DynamicElectricSheath
Documentation for DynamicElectricSheath
DynamicElectricSheath.Discretization
DynamicElectricSheath.Physics
DynamicElectricSheath.E0
DynamicElectricSheath.advection!
DynamicElectricSheath.compute_charge!
DynamicElectricSheath.compute_current
DynamicElectricSheath.compute_e!
DynamicElectricSheath.fe_0
DynamicElectricSheath.fi_0
DynamicElectricSheath.mask
DynamicElectricSheath.Discretization
— Typestruct Discretization
Grid in velocity corresponds to the electronic one which contains the support of boths ions and electron density function
Nx::Int64
Number of points of the space mesh
Nv::Int64
Number of points of the speed mesh
dx::Float64
Space step
dv::Float64
Speed step
CFL_x::Float64
CFL in x
CFL_v::Float64
CFL in v
Nt::Int64
Number of time steps
dt::Float64
Time step
DynamicElectricSheath.Physics
— Typestruct Physics
ν::Float64
Collision frequency Default: 20.0
λ::Float64
Debye length Default: 0.5
T::Float64
Time horizon Default: 10.0
μ::Float64
Thermal speed Default: 0.5
xmin::Float64
Lower bound space Default: -1.0
xmax::Float64
Upper bound space Default: 1.0
vmin::Float64
Lower bound speed Default: -10.0
vmax::Float64
Uupper bound speed Default: 10.0
DynamicElectricSheath.E0
— MethodE0(x)
Electric field
DynamicElectricSheath.advection!
— Methodadvection!(
fi,
fe,
vv_plus,
vv_minus,
EE_plus,
EE_minus,
nu,
mu,
dx,
dv,
dt
)
\[\frac{d f_i}{dt} + v \frac{d f_i}{dx} + E \frac{d f_i}{dv} = \nu * f_e\]

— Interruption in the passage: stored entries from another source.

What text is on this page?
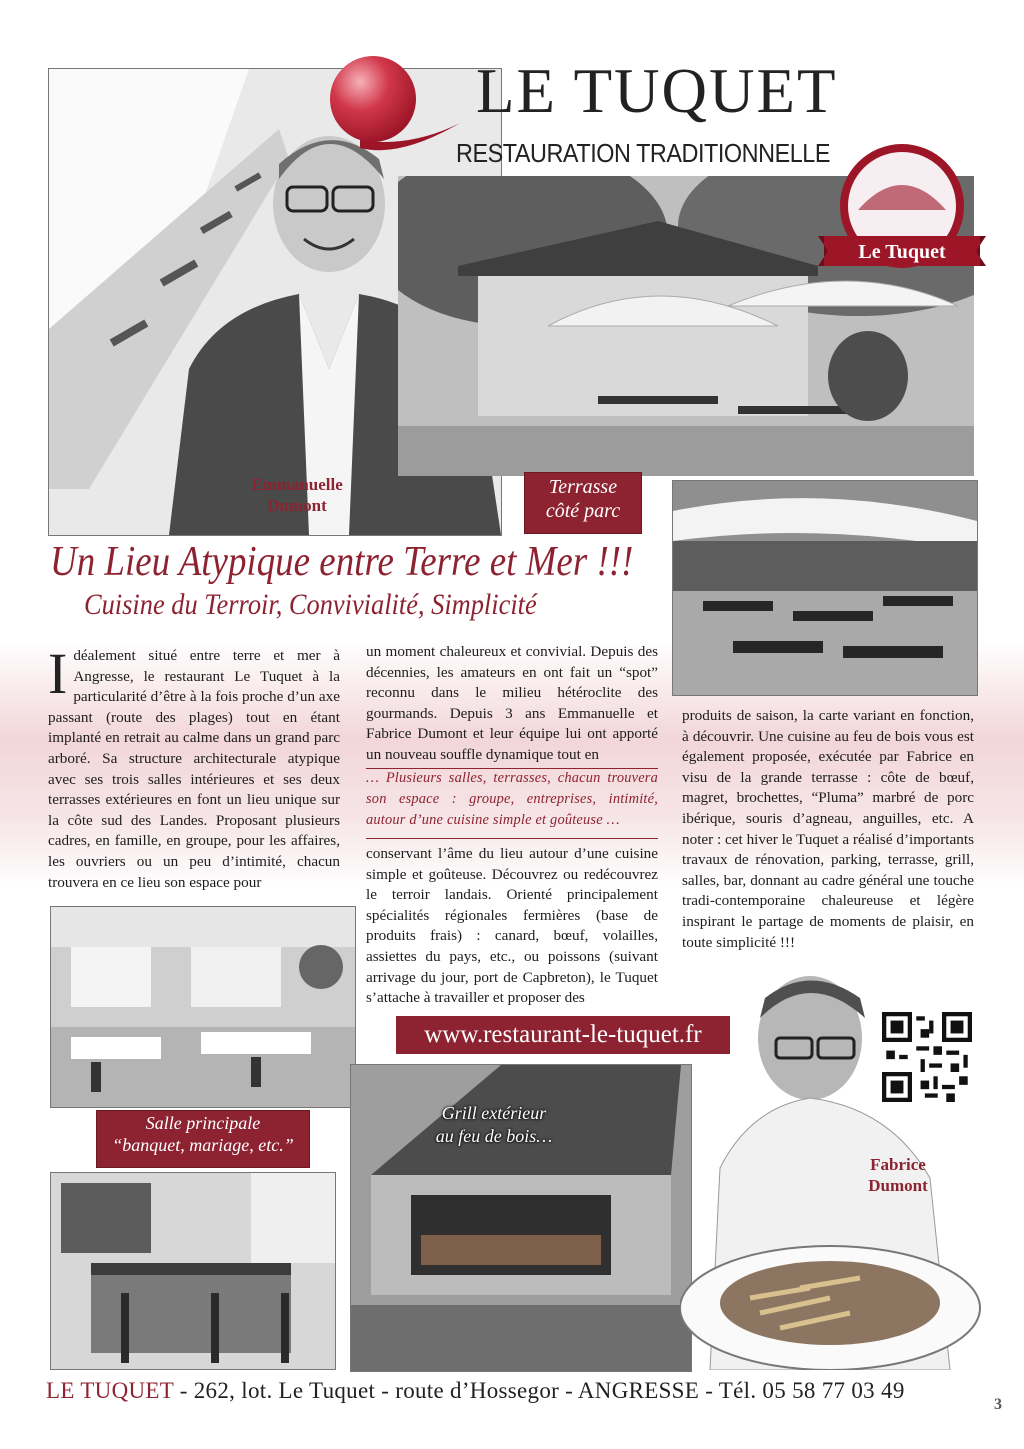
LE TUQUET
RESTAURATION TRADITIONNELLE
Le Tuquet
Emmanuelle
Dumont
Terrasse
côté parc
Un Lieu Atypique entre Terre et Mer !!!
Cuisine du Terroir, Convivialité, Simplicité
Idéalement situé entre terre et mer à Angresse, le restaurant Le Tuquet à la particularité d’être à la fois proche d’un axe passant (route des plages) tout en étant implanté en retrait au calme dans un grand parc arboré. Sa structure architecturale atypique avec ses trois salles intérieures et ses deux terrasses extérieures en font un lieu unique sur la côte sud des Landes. Proposant plusieurs cadres, en famille, en groupe, pour les affaires, les ouvriers ou un peu d’intimité, chacun trouvera en ce lieu son espace pour
un moment chaleureux et convivial. Depuis des décennies, les amateurs en ont fait un “spot” reconnu dans le milieu hétéroclite des gourmands. Depuis 3 ans Emmanuelle et Fabrice Dumont et leur équipe lui ont apporté un nouveau souffle dynamique tout en
… Plusieurs salles, terrasses, chacun trouvera son espace : groupe, entreprises, intimité, autour d’une cuisine simple et goûteuse …
conservant l’âme du lieu autour d’une cuisine simple et goûteuse. Découvrez ou redécouvrez le terroir landais. Orienté principalement spécialités régionales fermières (base de produits frais) : canard, bœuf, volailles, assiettes du pays, etc., ou poissons (suivant arrivage du jour, port de Capbreton), le Tuquet s’attache à travailler et proposer des
produits de saison, la carte variant en fonction, à découvrir. Une cuisine au feu de bois vous est également proposée, exécutée par Fabrice en visu de la grande terrasse : côte de bœuf, magret, brochettes, “Pluma” marbré de porc ibérique, souris d’agneau, anguilles, etc. A noter : cet hiver le Tuquet a réalisé d’importants travaux de rénovation, parking, terrasse, grill, salles, bar, donnant au cadre général une touche tradi-contemporaine chaleureuse et légère inspirant le partage de moments de plaisir, en toute simplicité !!!
Salle principale
“banquet, mariage, etc.”
www.restaurant-le-tuquet.fr
Grill extérieur
au feu de bois…
Fabrice
Dumont
LE TUQUET - 262, lot. Le Tuquet - route d’Hossegor - ANGRESSE - Tél. 05 58 77 03 49
3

\[\frac{d f_e}{dt} + v \frac{d f_e}{dx} + \frac{1}{\mu} E \frac{d f_e}{dv} = 0\]
DynamicElectricSheath.compute_charge!
— Methodcompute_charge!(rho, f, dv)
compute charge density
DynamicElectricSheath.compute_current
— Methodcompute_current(fi, fe, vv, dv)
compute current at boundaries : rectangle integration of
\[\int_{v} v * (fi(t,\pm 1,v) - fe(t,\pm 1,v)) dv\]
DynamicElectricSheath.compute_e!
— Methodcompute_e!(EE, rho, lambda, J_l, J_r, dx, dt)
Update electric field : use formula
\[E(x) = 0.5*(E(1) + E(-1)) + \nu/2 * ( \int_{-1}^{x} rho(y)dy - \int_{x}^{1} \rho(y)dy )\]
with $E(t^{n+1},1) + E(t^{n+1},-1)$ approximated by $E(t^n,1) + E(t^n,-1) + dt/\lambda^2 * (J_l + J_r)$ (Ampère boundary conditions)
DynamicElectricSheath.fe_0
— Methodfe_0(x, v; μ)
Electrons distribution
DynamicElectricSheath.fi_0
— Methodfi_0(x, v; μ)
Ions distribution
DynamicElectricSheath.mask
— Methodmask(x)
Initial mask